There is no fee to open a FasTrak account or for the toll tag if paying with a credit card. FasTrak holders must keep a minimum balance in their prepaid account, starting with $25 for credit card users and $50 for those paying with cash or check. The latter also have to pay a $20 refundable deposit for the tag.
With electronic tolling, people who'd rather pay as they go can register their license plates online, over the phone or in person with the bridge district. Every time they cross the bridge, their credit card or cash account will be charged $6 automatically.
Drivers who don't register a credit card account in advance will have 48 hours to pay the toll before an invoice is sent. Currie said invoices are sent to the address of the registered vehicle owner on file with the Department of Motor Vehicles.
Motorists also can pay at kiosks that will be installed at the bridge, gas stations and at other locations along thoroughfares leading to and from the Golden Gate, although not in Sonoma County initially.
Bridge officials are encouraging people to pay without waiting for an invoice because it saves the district money. Mailing an invoice costs 67 cents per transaction, versus 39 cents paying with a license-plate account and 25 cents with FasTrak.
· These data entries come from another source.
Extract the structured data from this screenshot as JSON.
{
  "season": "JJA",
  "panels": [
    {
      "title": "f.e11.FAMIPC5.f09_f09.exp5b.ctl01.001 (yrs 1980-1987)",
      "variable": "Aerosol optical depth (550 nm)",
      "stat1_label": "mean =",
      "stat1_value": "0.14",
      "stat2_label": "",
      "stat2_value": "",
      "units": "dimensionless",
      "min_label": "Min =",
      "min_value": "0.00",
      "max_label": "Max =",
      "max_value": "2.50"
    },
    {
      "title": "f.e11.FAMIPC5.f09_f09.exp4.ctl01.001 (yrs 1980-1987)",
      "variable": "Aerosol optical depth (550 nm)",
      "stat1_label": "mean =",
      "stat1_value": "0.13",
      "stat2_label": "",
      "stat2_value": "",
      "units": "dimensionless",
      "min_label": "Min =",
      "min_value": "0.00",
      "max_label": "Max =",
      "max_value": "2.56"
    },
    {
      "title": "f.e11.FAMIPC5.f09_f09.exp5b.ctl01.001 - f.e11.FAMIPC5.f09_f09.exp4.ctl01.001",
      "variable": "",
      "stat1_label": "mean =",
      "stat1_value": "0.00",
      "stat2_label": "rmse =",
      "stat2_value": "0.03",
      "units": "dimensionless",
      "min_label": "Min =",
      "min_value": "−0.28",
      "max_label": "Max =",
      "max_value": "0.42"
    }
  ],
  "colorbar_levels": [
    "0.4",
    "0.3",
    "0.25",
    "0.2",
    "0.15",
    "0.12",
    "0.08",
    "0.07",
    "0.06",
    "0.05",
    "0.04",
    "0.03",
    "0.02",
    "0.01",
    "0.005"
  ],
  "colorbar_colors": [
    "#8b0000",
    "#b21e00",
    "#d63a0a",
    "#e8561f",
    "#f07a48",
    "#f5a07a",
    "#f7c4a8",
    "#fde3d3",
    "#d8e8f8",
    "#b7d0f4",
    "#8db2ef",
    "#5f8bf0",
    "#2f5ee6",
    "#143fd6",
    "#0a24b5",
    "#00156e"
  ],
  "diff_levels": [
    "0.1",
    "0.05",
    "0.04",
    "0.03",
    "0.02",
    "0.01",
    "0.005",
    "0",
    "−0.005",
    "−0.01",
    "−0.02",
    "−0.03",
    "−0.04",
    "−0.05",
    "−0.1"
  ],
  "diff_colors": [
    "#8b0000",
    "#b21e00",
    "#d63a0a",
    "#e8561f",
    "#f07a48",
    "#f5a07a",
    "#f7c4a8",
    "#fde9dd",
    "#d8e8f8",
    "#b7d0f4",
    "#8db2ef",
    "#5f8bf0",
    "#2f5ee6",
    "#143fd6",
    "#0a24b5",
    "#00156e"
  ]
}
Cash transactions involving human toll-takers cost 83 cents.
Tourists can make one-time toll payments up to 30 days prior to their visit, or use the other payment methods offered to more frequent bridge travelers.
Motorists who receive an invoice in the mail have 21 days to pay the toll without penalty. A $25 fine is tacked on if not paid 30 days after that. The matter is then referred to the DMV, which can place a hold on the vehicle's registration until the fine is taken care of.
Currie said bridge officials also are working with rental car companies to offer ways for their customers to pay tolls. She said some companies already offer FasTrak in their vehicles with an added fee.